DES MOINES (AP) — House Republicans said Wednesday that they would agree to Democrats' requests for bigger yearly increases in general funding for schools if Senate Democrats agree to the House's proposal for teacher salaries and incentives.
Sen. Herman Quirmbach, a Democrat from Ames who is chairman of the Senate Education Committee, said he would need time to review the House Republican proposal before saying whether Democrats would accept the deal.
Senate Democrats and House Republicans have disagreed about how much to increase school funding and about how to implement Republican Gov. Terry Branstad's proposed education overhaul that includes teacher salary increases and leadership incentives.
Under the overhaul approved by the House, districts could opt out of increases to minimum teacher salaries and financial incentives for teachers who take on extra responsibilities, though some funding would be tied to those. For the schools that participate, minimum teacher salaries would increase from $28,000 to $32,000.
The Senate, which is controlled by Democrats, approved a plan that would increase minimum teacher salaries from $28,000 to $35,000, in line with what Branstad proposed. The pay increases would be mandatory, and districts also would have to choose from several options for a leadership incentive pay program.
Democrats also have been pushing for yearly 4 percent increases in general school funding, but Republicans have said they wouldn't go above 2 percent.

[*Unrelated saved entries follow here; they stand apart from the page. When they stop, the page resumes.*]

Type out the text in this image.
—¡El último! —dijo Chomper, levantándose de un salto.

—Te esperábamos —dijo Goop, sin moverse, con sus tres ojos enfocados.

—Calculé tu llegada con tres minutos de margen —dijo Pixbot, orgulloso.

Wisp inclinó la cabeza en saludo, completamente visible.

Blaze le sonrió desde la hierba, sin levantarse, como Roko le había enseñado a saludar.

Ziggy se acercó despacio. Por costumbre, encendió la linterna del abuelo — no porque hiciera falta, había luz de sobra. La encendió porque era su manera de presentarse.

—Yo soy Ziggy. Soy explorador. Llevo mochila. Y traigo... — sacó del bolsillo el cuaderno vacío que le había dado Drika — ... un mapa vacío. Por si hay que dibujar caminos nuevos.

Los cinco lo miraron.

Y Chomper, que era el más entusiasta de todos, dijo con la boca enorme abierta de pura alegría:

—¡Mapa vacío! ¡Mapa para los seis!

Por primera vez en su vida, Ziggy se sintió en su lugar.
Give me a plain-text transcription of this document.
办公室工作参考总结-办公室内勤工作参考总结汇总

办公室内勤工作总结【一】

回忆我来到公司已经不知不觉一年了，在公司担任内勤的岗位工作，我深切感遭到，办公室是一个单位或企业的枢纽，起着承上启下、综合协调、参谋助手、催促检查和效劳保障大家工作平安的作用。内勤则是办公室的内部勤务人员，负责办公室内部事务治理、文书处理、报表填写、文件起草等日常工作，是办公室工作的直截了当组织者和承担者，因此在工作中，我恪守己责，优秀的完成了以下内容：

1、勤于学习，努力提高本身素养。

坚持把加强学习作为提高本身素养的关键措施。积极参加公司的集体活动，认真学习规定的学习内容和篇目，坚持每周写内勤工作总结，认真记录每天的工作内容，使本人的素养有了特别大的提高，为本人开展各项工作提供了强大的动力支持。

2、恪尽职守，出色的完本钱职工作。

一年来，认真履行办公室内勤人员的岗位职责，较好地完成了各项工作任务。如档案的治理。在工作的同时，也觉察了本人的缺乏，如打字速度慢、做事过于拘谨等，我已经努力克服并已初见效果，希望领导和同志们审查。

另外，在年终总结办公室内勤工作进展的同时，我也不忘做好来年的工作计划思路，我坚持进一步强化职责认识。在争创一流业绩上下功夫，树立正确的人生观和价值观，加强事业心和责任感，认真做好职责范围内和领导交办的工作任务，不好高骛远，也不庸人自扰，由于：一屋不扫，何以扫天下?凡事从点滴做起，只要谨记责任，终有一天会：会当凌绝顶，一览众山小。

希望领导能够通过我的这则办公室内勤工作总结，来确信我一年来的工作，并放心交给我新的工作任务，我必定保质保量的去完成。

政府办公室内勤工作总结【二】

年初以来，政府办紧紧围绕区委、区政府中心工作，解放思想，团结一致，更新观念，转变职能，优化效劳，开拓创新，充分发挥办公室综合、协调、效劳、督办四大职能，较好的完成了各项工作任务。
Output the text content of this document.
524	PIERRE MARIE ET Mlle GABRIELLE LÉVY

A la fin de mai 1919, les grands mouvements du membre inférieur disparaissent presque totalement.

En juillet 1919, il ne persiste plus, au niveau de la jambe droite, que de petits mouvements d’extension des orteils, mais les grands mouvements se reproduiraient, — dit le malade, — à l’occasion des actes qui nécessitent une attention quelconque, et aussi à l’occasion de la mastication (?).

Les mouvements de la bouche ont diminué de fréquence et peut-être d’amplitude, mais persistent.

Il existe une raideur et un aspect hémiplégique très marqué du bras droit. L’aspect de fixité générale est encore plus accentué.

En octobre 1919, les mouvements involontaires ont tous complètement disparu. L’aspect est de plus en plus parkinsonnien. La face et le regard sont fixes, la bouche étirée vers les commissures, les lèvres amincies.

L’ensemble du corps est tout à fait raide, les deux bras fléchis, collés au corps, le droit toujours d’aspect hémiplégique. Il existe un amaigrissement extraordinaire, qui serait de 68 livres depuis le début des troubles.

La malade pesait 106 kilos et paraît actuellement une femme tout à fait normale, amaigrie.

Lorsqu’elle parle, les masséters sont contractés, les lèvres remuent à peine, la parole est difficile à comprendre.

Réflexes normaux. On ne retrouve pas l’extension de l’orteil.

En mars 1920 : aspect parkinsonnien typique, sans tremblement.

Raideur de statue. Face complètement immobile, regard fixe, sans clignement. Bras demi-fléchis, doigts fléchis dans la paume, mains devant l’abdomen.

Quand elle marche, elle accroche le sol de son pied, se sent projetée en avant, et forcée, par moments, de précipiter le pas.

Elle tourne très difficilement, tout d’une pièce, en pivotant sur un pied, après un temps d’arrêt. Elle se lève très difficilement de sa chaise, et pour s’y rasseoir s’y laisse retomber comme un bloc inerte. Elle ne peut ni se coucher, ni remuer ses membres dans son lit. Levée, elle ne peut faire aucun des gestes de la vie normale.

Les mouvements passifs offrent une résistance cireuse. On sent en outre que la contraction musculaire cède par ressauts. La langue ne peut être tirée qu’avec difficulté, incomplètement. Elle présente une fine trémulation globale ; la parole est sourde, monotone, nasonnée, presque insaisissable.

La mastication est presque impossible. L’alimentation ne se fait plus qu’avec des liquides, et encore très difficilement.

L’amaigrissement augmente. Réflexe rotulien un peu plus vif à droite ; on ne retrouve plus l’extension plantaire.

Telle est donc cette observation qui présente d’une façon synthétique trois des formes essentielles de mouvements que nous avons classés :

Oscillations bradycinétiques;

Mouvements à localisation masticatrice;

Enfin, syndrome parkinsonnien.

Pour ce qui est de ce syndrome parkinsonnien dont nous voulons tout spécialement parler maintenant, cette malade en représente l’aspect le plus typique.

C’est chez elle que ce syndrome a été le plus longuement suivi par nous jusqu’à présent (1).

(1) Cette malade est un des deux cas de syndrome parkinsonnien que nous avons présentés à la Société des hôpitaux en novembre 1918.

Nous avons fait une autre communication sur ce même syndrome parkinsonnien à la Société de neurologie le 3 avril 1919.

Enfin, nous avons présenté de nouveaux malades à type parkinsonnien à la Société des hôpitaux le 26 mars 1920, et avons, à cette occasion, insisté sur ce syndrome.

Democrats argued that schools needed 4 percent hikes to support teachers and programs.
Under the new offer from Republicans who control the House, school districts would get a 2 percent increase to general school funding in the upcoming school year plus a one-time payment equal to another 2 percent. In the following year, schools would get an additional 4 percent hike in basic funding.
Republican Rep. Ron Jorgensen of Sioux City said the House offer was a good deal for Iowa schools. He insisted that if Democrats want the general funding, they must agree to the House plan.
Quirmbach said he had reservations about the House plan, noting it allows districts to opt out.
Branstad said he supports the offer.
“I think it's a bold move and it's a win-win,” Branstad said.
The offer drew criticism from a staffer with the Iowa State Education Association, which represents about 34,000 teachers, support staff and other educators,
“The bright spot is they know 4 percent is necessary. But to say, 'It's our way or the highway,' I think it's just unreasonable at this point in the conversation,” said Melissa Peterson, a government relations specialist.